Eine 26-jährige Deutsche hat im Italien-Urlaub einen Schlaganfall erlitten. Der furchtbare Vorfall wird durch die Corona-Krise noch dramatischer. Jetzt gibt es Neuigkeiten.

  • Maja (26) aus Hannover erlitt auf Sizilien (Italien) im Urlaub einen Schlaganfall.
  • Ihr Freund Giuseppe durfte sie wegen Corona nicht besuchen und startete eine rührende Aktion.
  • Jetzt gibt es positive Nachrichten: Sie ist wach.

Update vom 24. August 2020: Die nächste positive Nachricht von Maja konnte ihr Freund Giuseppe via Instagram am Sonntagabend überbringen: Maja ist wach! Die 26-jährige war nach ihrem Schlaganfall im Italien-Urlaub ins künstliche Koma versetzt worden. Inzwischen ist sie nach Deutschland zurücktransportiert worden.

Am Sonntag dann der nächste große Schritt, wie Giuseppe bei Instagram schrieb. „Meine Lieben! Maja ist wach! Ihr Zustand ist sehr sehr gut, dafür, dass sie heute wach geworden ist! Papa Maja und ich hatten die Möglichkeit, heute mit ihr nonverbal zu kommunizieren! Danke nochmal für alles.“

Update vom 22. August 2020: Giuseppe hat sich für einen Tag aus Instagram zurückgezogen und bittet um Verständnis, dass er so lange keine Fragen beantworte. Doch was alle, die Anteil an Majas Schicksal nach deren Schlaganfall genommen haben, freuen dürfte: Er erklärt, dass ihr Transport nach Deutschland gut verlaufen sei. "Trotzdem möchte ich erwähnen, dass der Flug sehr gut war und Maja sehr stabil und in guten Händen ist!", schreibt er in seiner Instagram-Story.

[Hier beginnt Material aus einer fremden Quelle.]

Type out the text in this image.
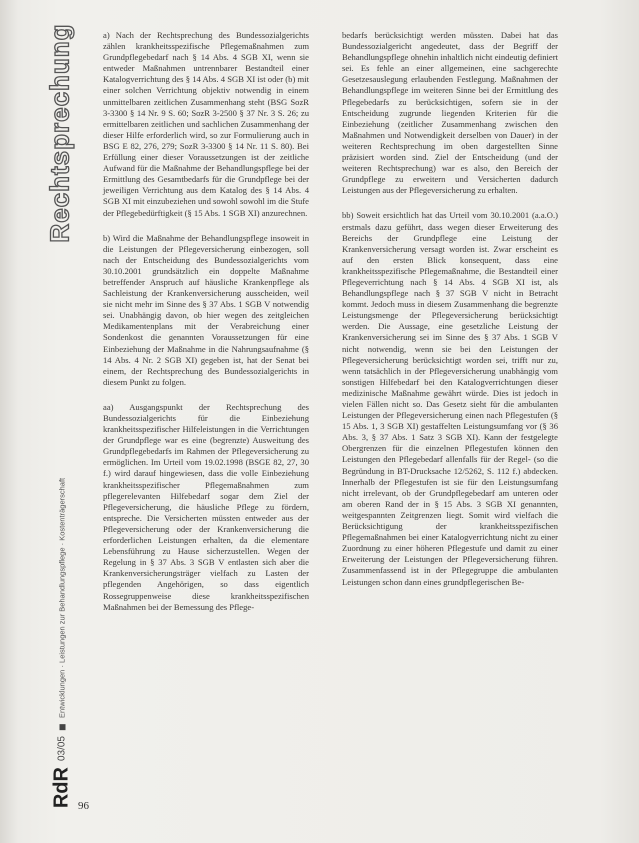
Rechtsprechung	a) Nach der Rechtsprechung des Bundessozialgerichts zählen krankheitsspezifische Pflegemaßnahmen zum Grundpflegebedarf nach § 14 Abs. 4 SGB XI, wenn sie entweder Maßnahmen untrennbarer Bestandteil einer Katalogverrichtung des § 14 Abs. 4 SGB XI ist oder (b) mit einer solchen Verrichtung objektiv notwendig in einem unmittelbaren zeitlichen Zusammenhang steht (BSG SozR 3-3300 § 14 Nr. 9 S. 60; SozR 3-2500 § 37 Nr. 3 S. 26; zu ermittelbaren zeitlichen und sachlichen Zusammenhang der dieser Hilfe erforderlich wird, so zur Formulierung auch in BSG E 82, 276, 279; SozR 3-3300 § 14 Nr. 11 S. 80). Bei Erfüllung einer dieser Voraussetzungen ist der zeitliche Aufwand für die Maßnahme der Behandlungspflege bei der Ermittlung des Gesamtbedarfs für die Grundpflege bei der jeweiligen Verrichtung aus dem Katalog des § 14 Abs. 4 SGB XI mit einzubeziehen und sowohl sowohl im die Stufe der Pflegebedürftigkeit (§ 15 Abs. 1 SGB XI) anzurechnen.

b) Wird die Maßnahme der Behandlungspflege insoweit in die Leistungen der Pflegeversicherung einbezogen, soll nach der Entscheidung des Bundessozialgerichts vom 30.10.2001 grundsätzlich ein doppelte Maßnahme betreffender Anspruch auf häusliche Krankenpflege als Sachleistung der Krankenversicherung ausscheiden, weil sie nicht mehr im Sinne des § 37 Abs. 1 SGB V notwendig sei. Unabhängig davon, ob hier wegen des zeitgleichen Medikamentenplans mit der Verabreichung einer Sondenkost die genannten Voraussetzungen für eine Einbeziehung der Maßnahme in die Nahrungsaufnahme (§ 14 Abs. 4 Nr. 2 SGB XI) gegeben ist, hat der Senat bei einem, der Rechtsprechung des Bundessozialgerichts in diesem Punkt zu folgen.

aa) Ausgangspunkt der Rechtsprechung des Bundessozialgerichts für die Einbeziehung krankheitsspezifischer Hilfeleistungen in die Verrichtungen der Grundpflege war es eine (begrenzte) Ausweitung des Grundpflegebedarfs im Rahmen der Pflegeversicherung zu ermöglichen. Im Urteil vom 19.02.1998 (BSGE 82, 27, 30 f.) wird darauf hingewiesen, dass die volle Einbeziehung krankheitsspezifischer Pflegemaßnahmen zum pflegerelevanten Hilfebedarf sogar dem Ziel der Pflegeversicherung, die häusliche Pflege zu fördern, entspreche. Die Versicherten müssten entweder aus der Pflegeversicherung oder der Krankenversicherung die erforderlichen Leistungen erhalten, da die elementare Lebensführung zu Hause sicherzustellen. Wegen der Regelung in § 37 Abs. 3 SGB V entlasten sich aber die Krankenversicherungsträger vielfach zu Lasten der pflegenden Angehörigen, so dass eigentlich Rossegruppenweise diese krankheitsspezifischen Maßnahmen bei der Bemessung des Pflege-

bedarfs berücksichtigt werden müssten. Dabei hat das Bundessozialgericht angedeutet, dass der Begriff der Behandlungspflege ohnehin inhaltlich nicht eindeutig definiert sei. Es fehle an einer allgemeinen, eine sachgerechte Gesetzesauslegung erlaubenden Festlegung. Maßnahmen der Behandlungspflege im weiteren Sinne bei der Ermittlung des Pflegebedarfs zu berücksichtigen, sofern sie in der Entscheidung zugrunde liegenden Kriterien für die Einbeziehung (zeitlicher Zusammenhang zwischen den Maßnahmen und Notwendigkeit derselben von Dauer) in der weiteren Rechtsprechung im oben dargestellten Sinne präzisiert worden sind. Ziel der Entscheidung (und der weiteren Rechtsprechung) war es also, den Bereich der Grundpflege zu erweitern und Versicherten dadurch Leistungen aus der Pflegeversicherung zu erhalten.

bb) Soweit ersichtlich hat das Urteil vom 30.10.2001 (a.a.O.) erstmals dazu geführt, dass wegen dieser Erweiterung des Bereichs der Grundpflege eine Leistung der Krankenversicherung versagt worden ist. Zwar erscheint es auf den ersten Blick konsequent, dass eine krankheitsspezifische Pflegemaßnahme, die Bestandteil einer Pflegeverrichtung nach § 14 Abs. 4 SGB XI ist, als Behandlungspflege nach § 37 SGB V nicht in Betracht kommt. Jedoch muss in diesem Zusammenhang die begrenzte Leistungsmenge der Pflegeversicherung berücksichtigt werden. Die Aussage, eine gesetzliche Leistung der Krankenversicherung sei im Sinne des § 37 Abs. 1 SGB V nicht notwendig, wenn sie bei den Leistungen der Pflegeversicherung berücksichtigt worden sei, trifft nur zu, wenn tatsächlich in der Pflegeversicherung unabhängig vom sonstigen Hilfebedarf bei den Katalogverrichtungen dieser medizinische Maßnahme gewährt würde. Dies ist jedoch in vielen Fällen nicht so. Das Gesetz sieht für die ambulanten Leistungen der Pflegeversicherung einen nach Pflegestufen (§ 15 Abs. 1, 3 SGB XI) gestaffelten Leistungsumfang vor (§ 36 Abs. 3, § 37 Abs. 1 Satz 3 SGB XI). Kann der festgelegte Obergrenzen für die einzelnen Pflegestufen können den Leistungen den Pflegebedarf allenfalls für der Regel- (so die Begründung in BT-Drucksache 12/5262, S. 112 f.) abdecken. Innerhalb der Pflegestufen ist sie für den Leistungsumfang nicht irrelevant, ob der Grundpflegebedarf am unteren oder am oberen Rand der in § 15 Abs. 3 SGB XI genannten, weitgespannten Zeitgrenzen liegt. Somit wird vielfach die Berücksichtigung der krankheitsspezifischen Pflegemaßnahmen bei einer Katalogverrichtung nicht zu einer Zuordnung zu einer höheren Pflegestufe und damit zu einer Erweiterung der Leistungen der Pflegeversicherung führen. Zusammenfassend ist in der Pflegegruppe die ambulanten Leistungen schon dann eines grundpflegerischen Be-

RdR
03/05
Entwicklungen · Leistungen zur Behandlungspflege · Kostenträgerschaft
96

Maja (26) hatte im Sizilien-Urlaub einen Schlaganfall erlitten (siehe unten). Seitdem verfolgen Tausende ihre Geschichte und drücken die Daumen, dass sie bald wieder gesund wird.

Update vom 21. August 2020: Es gibt Neuigkeiten von Maja, die im Italien-Urlaub einen Schlaganfall erlitten hatte. Ihr Freund Giuseppe hat sich am späten Donnerstagabend mit einem sechsminütigen Instagram-Video an seine rund 1200 Follower gerichtet.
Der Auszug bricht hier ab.